The Race for Water Odyssey arriving in New York City. Photograph: Peter Charaf/Race for the Water

Finding solutions

The team plans to send samples to a lab in Lausanne, Switzerland – Race for the Water’s home base – to determine which chemicals have accumulated in the plastic and at what levels. The fact that plastic in the ocean attracts and accumulates chemicals is well established, but the Lausanne lab will attempt to pinpoint how this process happens over time, and what level of chemical toxicity should be expected in the world’s oceans over time. That’s important because fish and birds consume microplastics, which can poison not only the animals, but also the humans who eat them.

It’s even a concern for people who might consider themselves fairly removed from the ocean ecosystem, Servan-Schreiber explains. “This week I’m in Miami and last week I was in Rio, and every beach I go to, all over the world, there are tiny bits of plastic in the sand,” he says. “And yet kids are playing on it and it’s shocking, in a way, that we are letting kids play on beaches that are actually contaminated.”

Over time, plastic on beaches could potentially leech not only the chemicals used to make the plastic in the first place, but also any additional chemicals accumulated in the ocean.
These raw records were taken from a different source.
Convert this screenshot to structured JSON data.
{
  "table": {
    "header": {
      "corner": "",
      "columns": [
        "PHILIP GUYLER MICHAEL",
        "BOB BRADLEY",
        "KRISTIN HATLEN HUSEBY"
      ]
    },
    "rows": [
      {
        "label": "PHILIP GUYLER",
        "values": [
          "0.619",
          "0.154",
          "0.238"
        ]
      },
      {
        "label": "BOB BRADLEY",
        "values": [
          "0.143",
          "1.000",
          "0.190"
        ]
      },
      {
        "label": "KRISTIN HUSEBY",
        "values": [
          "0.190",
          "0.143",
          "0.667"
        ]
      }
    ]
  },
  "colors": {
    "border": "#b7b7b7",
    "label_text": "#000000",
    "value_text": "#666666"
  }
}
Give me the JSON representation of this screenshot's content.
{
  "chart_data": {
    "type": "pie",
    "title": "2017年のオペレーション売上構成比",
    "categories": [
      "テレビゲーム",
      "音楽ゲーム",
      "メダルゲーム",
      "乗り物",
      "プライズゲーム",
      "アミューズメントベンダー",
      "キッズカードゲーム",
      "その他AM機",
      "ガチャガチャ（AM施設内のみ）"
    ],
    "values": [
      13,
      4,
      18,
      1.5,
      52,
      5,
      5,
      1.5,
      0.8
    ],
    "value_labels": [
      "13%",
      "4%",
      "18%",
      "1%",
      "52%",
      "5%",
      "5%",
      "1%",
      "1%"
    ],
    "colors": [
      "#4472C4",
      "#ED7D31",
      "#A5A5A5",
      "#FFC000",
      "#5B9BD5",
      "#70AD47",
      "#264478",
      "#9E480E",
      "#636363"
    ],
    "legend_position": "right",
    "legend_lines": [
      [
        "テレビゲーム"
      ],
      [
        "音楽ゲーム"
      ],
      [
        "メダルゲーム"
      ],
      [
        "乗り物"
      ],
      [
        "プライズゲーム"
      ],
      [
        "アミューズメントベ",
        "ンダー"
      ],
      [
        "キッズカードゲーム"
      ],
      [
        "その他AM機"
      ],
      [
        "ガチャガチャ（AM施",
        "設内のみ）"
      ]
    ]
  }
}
While short term exposure has not indicated any health issues related to ocean plastic, Servan-Schreiber points out that we don’t know what long term exposure may do.

Servan-Schreiber says the team rejected the idea of recycling the plastic they collect because recycling marine plastic pollution requires a lot of fresh water to clean off the salt, making it inefficient and wasteful. Instead, the team is focusing its energy on identifying large-scale solutions. Cigarette butts, for example, are coated in plastic and thus never break down – they make up more than 40% of the debris found on beaches. “So maybe that’s an argument for e-cigarettes,” Servan-Schreiber says.

Plastic bottle caps are another issue. Although beverage bottles are ubiquitous, their caps tend to be a bigger issue because they are colorful and just the right size for birds, fish, and marine mammals to eat. So the Race for the Water team is looking at whether a new sort of top could be designed for plastic bottles.

They are also finding inspiration at home in Lausanne, where a factory in the middle of the city burns plastic debris to generate energy. The factory is equipped with a filter that keeps any related toxins out of the air.

“We have to find ways to make value out of marine debris,” Servan-Schreiber says. “It could sound good to recycle it, but it isn’t. Once we looked at it, turned out burning it to create electricity and heat is probably the best option. But that’s just one of the ideas out of this, and we’re just at the beginning.”

Ultimately, the goal is to find viable solutions and put as many of them in place as possible.

“Because plastic never goes away, at some point, the beaches will be more plastic than sand,” Servan-Schreiber says. “So it’s better to realize that very early and try to mitigate the problem.”